The overall design goal for Mirage Knights was to recreate the feeling of an enemy player invasion in Dark Souls at a massive scale. Influences came from Souls, Battle Royales, and MOBAs most prominently, with players dividing their time between safer but less rewarding PvE encounters to gain experience and acquire better gear, and high-risk PvP encounters where you can eliminate other players and teams (and steal their loot). Inventory and leveling systems are greatly simplified to facilitate fast-paced play without a lot of fiddly inventory management (the HUD acts as the inventory management screen with no loss of game focus, MOBA-style), and builds consist of the player’s stat allocations, their weapons (two can be carried at once and swapped between), armor, and “utility” items, which act a little more like MOBA items, where they can be either single-use consumables like wards or firebombs, or more permanent items like boots or helmets which provide passive boosts (and may have an active component as well). Many weapons and armor have special effects (chain-lightning on hit, enhanced jumps/rolls/sprinting, temporary invisibility), and utility items can provide everything from turrets and healing support to portable jump-pads and walls. Many of these items can be seen demoed in the second video.
Ultimately our plans to seek funding for this project didn’t come to fruition, and the team went their separate ways (with some of us moving on to a new project), but we’re all super proud of the demo we made and though there were many aspects of the design which were still in flux at the time we disbanded (the camera and our monetization route being two big ones), there was a lot of chemistry in the design even at this early stage, with fun emergent gameplay arising. There were some weaknesses in enemy design (which were mostly placeholders and didn’t have a real owner, one of the big gaps in our fledgling team), and the sheer scope of the game meant a lot of stuff was very first-pass, but the pieces fit together very well and we felt they had a lot of promise.

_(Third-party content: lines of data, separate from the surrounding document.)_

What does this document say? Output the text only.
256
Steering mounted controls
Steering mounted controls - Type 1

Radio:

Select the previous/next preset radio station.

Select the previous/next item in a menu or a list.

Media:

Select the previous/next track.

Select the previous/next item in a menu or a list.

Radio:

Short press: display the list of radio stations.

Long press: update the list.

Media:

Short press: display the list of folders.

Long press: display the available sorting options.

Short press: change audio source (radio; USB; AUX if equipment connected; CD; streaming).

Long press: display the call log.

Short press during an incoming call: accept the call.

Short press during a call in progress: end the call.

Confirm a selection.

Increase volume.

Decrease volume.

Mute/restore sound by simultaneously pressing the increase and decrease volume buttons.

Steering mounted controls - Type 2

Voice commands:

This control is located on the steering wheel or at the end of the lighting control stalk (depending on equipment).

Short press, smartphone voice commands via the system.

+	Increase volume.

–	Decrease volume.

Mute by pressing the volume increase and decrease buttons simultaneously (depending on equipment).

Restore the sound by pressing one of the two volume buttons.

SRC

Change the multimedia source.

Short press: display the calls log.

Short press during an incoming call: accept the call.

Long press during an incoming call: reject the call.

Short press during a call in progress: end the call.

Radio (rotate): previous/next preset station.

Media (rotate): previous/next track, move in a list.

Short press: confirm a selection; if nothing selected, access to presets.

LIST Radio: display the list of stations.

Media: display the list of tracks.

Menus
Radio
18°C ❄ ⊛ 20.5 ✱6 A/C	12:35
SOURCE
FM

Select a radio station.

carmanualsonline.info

The end goal, should the project have continued, was to deliver a single unified experience: one map, one game mode, and hyper-focus on making it maximally replayable, with randomization of loot, encounters, and even certain elements of the level (bosses, hazards) to keep things varied from run to run. Should the game have gotten funding and maintained a player count to support it, more maps, characters, items, and so forth would be released over time. The goal was to manage all this with a team size between 20 and 30 devs, and try to keep things as tight as possible for as long as possible in terms of scope, so as to be able to fund development with a relatively modest number of MAU and build on it over time from early access through release and seasonal content drops. We had a fledgling discord established to start cultivating a community, but obviously development concluded before we got very far.